You will need to handle the base case where one of the sub-trees of a node is null.

To test one of your traversal algorithms, run **TreeDemo**, create
a random tree, select the algorithm name from the combo box, and
click "Start!".

The **PreOrder** class implements a Pre-Order traversal. A
Pre-Order traversal visits the node, recursively traverses the left
sub-tree,
and then recursively traverses the right sub-tree.

The **PostOrder** class implements a Post-Order traversal.

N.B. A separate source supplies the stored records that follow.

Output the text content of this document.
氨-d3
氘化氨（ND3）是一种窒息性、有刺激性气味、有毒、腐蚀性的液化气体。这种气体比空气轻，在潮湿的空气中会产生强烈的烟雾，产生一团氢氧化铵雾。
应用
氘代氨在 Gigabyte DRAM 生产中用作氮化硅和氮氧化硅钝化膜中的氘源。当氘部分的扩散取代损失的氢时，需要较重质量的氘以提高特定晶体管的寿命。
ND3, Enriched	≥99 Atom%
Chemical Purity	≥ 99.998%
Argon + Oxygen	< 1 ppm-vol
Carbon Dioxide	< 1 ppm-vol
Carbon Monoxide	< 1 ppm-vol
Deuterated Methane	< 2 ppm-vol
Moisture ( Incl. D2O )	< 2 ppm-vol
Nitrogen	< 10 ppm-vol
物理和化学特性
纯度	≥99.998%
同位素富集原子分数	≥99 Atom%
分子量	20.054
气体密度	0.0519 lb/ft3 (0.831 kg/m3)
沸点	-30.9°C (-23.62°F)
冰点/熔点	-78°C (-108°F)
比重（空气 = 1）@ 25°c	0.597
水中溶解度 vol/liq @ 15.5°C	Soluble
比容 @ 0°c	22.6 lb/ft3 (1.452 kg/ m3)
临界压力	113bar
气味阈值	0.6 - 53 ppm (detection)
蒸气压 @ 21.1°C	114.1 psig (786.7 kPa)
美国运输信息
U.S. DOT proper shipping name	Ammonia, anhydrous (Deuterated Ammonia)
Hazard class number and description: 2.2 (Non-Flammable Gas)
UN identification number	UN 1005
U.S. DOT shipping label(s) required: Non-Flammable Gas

A
Post-Order traversal recursively traverses the left sub-tree,
recursively traverses the right sub-tree, then visits the node,.

The **InOrder** class implements an In-Order traversal. A
In-Order traversal recursively traverses the left sub-tree,
visits the node,
and then recursively traverses the right sub-tree.

The **LevelOrder** class implements a Level-Order traversal.
A Level-order traversal first visits the root, then each child of the
root,
then each grand-child, etc.
Unlike the
other traversals, Level Order is not defined recursively.
Instead,
you should use a queue to keep track of the next node to be
visited.
The algorithm for level order visitation is as follows:

create a queue

enqueue the root node

while the queue is not empty {

dequeue a node

start, visit, and finish the node

enqueue each child of the node

}

You may use a **java.util.LinkedList** object as a queue.
Create the linked list as follows:

LinkedList<BinTreeNode> queue = new LinkedList<BinTreeNode>();

The **isEmpty** method returns whether or not the queue is
empty.
Use the **addLast** method to enqueue nodes and the **removeFirst**
method to dequeue a node.

Level-Order traversal is also known as "Breadth First Search". (You imlemented this algorithm in Assignment 4 to perform a web crawl.) When you run the animation for this traversal, it should be clear why.

To submit, first export your project by right-clicking on the name of the project (CS201_Assign5) in the Package Explorer, and then choosing Export->General->Archive File. Save the project as a zip file. Upload the zip file to the Marmoset server as Project 5:

You should have received your Marmoset username and password in an email.